Man hatte den Eindruck, diese Millionarios haben es gar nicht nötig, sich zu verausgaben. Da fehlten Begeisterung, Herzblut, Leidenschaft, einfach alles. Der Sieg gegen Schweden, dieser Treffer in letzter Minute, hat die Schwächen eher kaschiert, als einen Bann zu brechen, wie viele gehofft hatten. Das Spiel gegen Südkorea war ein Schritt zurück zu der Mannschaft, die im ersten Spiel so enttäuscht hatte.
Was man Joachim Löw vorwerfen kann? Vielleicht, dass er sich abgewandt hat von den jungen Spielern, die im Jahr zuvor so überragend den Confed Cup gewonnen hatten, und stattdessen lieber auf bewährte Kräfte gesetzt hat. Jetzt muss ein Umbruch her. Ich weiß nicht, ob Löw dafür der Richtige ist. Selbst in der Kreisklasse spürt ein Trainer: Da kannst du jetzt nicht weitermachen.
Thomas Beer (46, Trainer des SSV Kitzingen in der Kreisliga): Ich hatte die Hoffnung, dass wir nach den zum Teil bodenlosen Testspielauftritten den Schalter umlegen können, wie eigentlich immer bei großen Turnieren. Aber dazu hätte es mehr Einsatz, mehr Laufbereitschaft gebraucht und nach vorne mehr Tempo. Die deutsche Elf hatte im ganzen Turnier zwei, drei Situationen, in denen der Ball wirklich mal steil in die Gasse gekommen ist, sonst nur Einzelaktionen.

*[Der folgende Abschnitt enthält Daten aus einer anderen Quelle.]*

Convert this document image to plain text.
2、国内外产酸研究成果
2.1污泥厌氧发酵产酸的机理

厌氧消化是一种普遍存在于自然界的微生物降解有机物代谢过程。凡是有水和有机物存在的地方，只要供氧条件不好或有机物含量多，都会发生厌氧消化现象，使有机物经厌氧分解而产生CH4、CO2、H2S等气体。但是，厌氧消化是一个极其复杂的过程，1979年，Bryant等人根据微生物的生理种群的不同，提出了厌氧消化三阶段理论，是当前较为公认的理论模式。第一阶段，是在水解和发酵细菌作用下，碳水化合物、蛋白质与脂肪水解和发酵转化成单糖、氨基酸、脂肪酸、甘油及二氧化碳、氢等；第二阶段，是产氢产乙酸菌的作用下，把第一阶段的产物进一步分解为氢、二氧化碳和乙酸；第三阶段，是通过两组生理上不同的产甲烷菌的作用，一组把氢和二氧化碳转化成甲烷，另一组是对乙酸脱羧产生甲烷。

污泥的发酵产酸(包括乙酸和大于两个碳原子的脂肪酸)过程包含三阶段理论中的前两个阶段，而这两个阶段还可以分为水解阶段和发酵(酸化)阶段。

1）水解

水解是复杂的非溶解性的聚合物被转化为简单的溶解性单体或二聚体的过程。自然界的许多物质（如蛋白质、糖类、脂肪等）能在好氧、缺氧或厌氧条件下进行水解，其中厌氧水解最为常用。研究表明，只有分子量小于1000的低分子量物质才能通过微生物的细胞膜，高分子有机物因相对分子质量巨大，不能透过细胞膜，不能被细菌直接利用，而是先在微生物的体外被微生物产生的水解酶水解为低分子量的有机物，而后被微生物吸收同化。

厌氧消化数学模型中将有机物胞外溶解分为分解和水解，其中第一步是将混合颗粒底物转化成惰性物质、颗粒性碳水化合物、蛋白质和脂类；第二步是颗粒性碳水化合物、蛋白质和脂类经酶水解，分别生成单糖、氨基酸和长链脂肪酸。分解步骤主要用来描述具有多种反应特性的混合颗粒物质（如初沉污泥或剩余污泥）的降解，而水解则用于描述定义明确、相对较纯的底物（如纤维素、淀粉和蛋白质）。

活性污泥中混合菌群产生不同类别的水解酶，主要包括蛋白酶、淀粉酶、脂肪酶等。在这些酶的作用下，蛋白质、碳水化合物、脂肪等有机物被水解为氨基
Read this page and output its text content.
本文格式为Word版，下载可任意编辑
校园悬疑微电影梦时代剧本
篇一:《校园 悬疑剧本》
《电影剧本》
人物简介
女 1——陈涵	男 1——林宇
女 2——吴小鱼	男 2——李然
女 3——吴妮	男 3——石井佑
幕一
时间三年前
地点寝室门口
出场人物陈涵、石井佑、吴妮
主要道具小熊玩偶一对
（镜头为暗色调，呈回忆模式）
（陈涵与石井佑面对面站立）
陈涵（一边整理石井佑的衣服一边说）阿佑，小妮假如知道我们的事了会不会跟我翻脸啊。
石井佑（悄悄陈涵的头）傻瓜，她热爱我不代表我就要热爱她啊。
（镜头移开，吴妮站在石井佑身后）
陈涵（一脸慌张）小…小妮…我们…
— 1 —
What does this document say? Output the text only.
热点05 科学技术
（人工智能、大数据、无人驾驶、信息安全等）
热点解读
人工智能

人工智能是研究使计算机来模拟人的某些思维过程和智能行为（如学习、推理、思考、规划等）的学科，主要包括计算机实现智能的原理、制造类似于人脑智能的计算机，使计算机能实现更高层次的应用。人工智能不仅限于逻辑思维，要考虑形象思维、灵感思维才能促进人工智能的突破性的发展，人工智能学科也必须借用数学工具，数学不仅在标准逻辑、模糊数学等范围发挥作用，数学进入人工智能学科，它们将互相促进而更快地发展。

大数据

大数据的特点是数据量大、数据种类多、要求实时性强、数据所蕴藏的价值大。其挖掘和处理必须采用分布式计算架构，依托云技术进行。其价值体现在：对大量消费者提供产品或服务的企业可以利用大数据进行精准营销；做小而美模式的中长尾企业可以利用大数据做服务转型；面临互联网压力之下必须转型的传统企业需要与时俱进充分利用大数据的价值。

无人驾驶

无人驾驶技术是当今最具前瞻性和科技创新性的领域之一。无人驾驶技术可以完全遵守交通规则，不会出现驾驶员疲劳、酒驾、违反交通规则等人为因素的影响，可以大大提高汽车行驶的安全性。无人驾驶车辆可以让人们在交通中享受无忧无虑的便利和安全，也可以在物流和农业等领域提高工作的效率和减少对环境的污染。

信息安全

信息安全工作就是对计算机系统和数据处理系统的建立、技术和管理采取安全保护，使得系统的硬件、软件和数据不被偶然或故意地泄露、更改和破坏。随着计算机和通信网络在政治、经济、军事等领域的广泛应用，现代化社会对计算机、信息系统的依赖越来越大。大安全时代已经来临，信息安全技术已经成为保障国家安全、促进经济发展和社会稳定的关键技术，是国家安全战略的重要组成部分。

Das hat gegen Südkorea gerade zu zwei Torchancen gereicht. Sie hat keine Balance zwischen Abwehr und Angriff gefunden.
Dieses Ballschleppen, wie das Özil beispielhaft praktiziert, kann die Gegner nicht mehr verblüffen. Die haben unser Spiel doch längst entschlüsselt. Nach dem Last-Minute-Sieg gegen Schweden dachte ich, es würde ein Ruck durch die Mannschaft gehen. In diesem Spiel waren wir die bessere Elf. Gegen Mexiko war die Defensivarbeit desolat. Aber der Bundestrainer hat gar nicht reagiert. Ich hoffe, dass er die richtigen Lehren aus diesem Auftreten zieht. Die Mannschaft braucht jetzt mal eine neue Ansprache. Andererseits sehe ich gerade keinen, der den Job übernehmen könnte.
Christian Golden (30, bisher Trainer des TSV Frickenhausen in der Frauen-Bayernliga): Nach den letzten Spielen war ich darauf vorbereitet, dass es so kommen könnte. Ich habe zwei Theorien: Entweder die Mannschaft war nach den ganzen Spielen in der Liga und im Pokal überspielt oder müde. Oder die Spieler wussten nicht, wohin sie laufen sollten, und sind dann halt gar nicht gelaufen.
Die Mannschaft war nicht richtig austariert, wie man es etwa von Kroatien gesehen hat. Uns fehlte ein defensiver Mittelfeldspieler, der auch mal die Bälle gewinnt. In Sebastian Rudy hatten wir im Spiel gegen Schweden endlich einen, der als Bindeglied zwischen Offensive und Defensive fungierte – und dann verletzt er sich unglücklich. Der DFB muss diese Situation jetzt aufarbeiten. Ich glaube, Konzept und Kader sind erschöpft.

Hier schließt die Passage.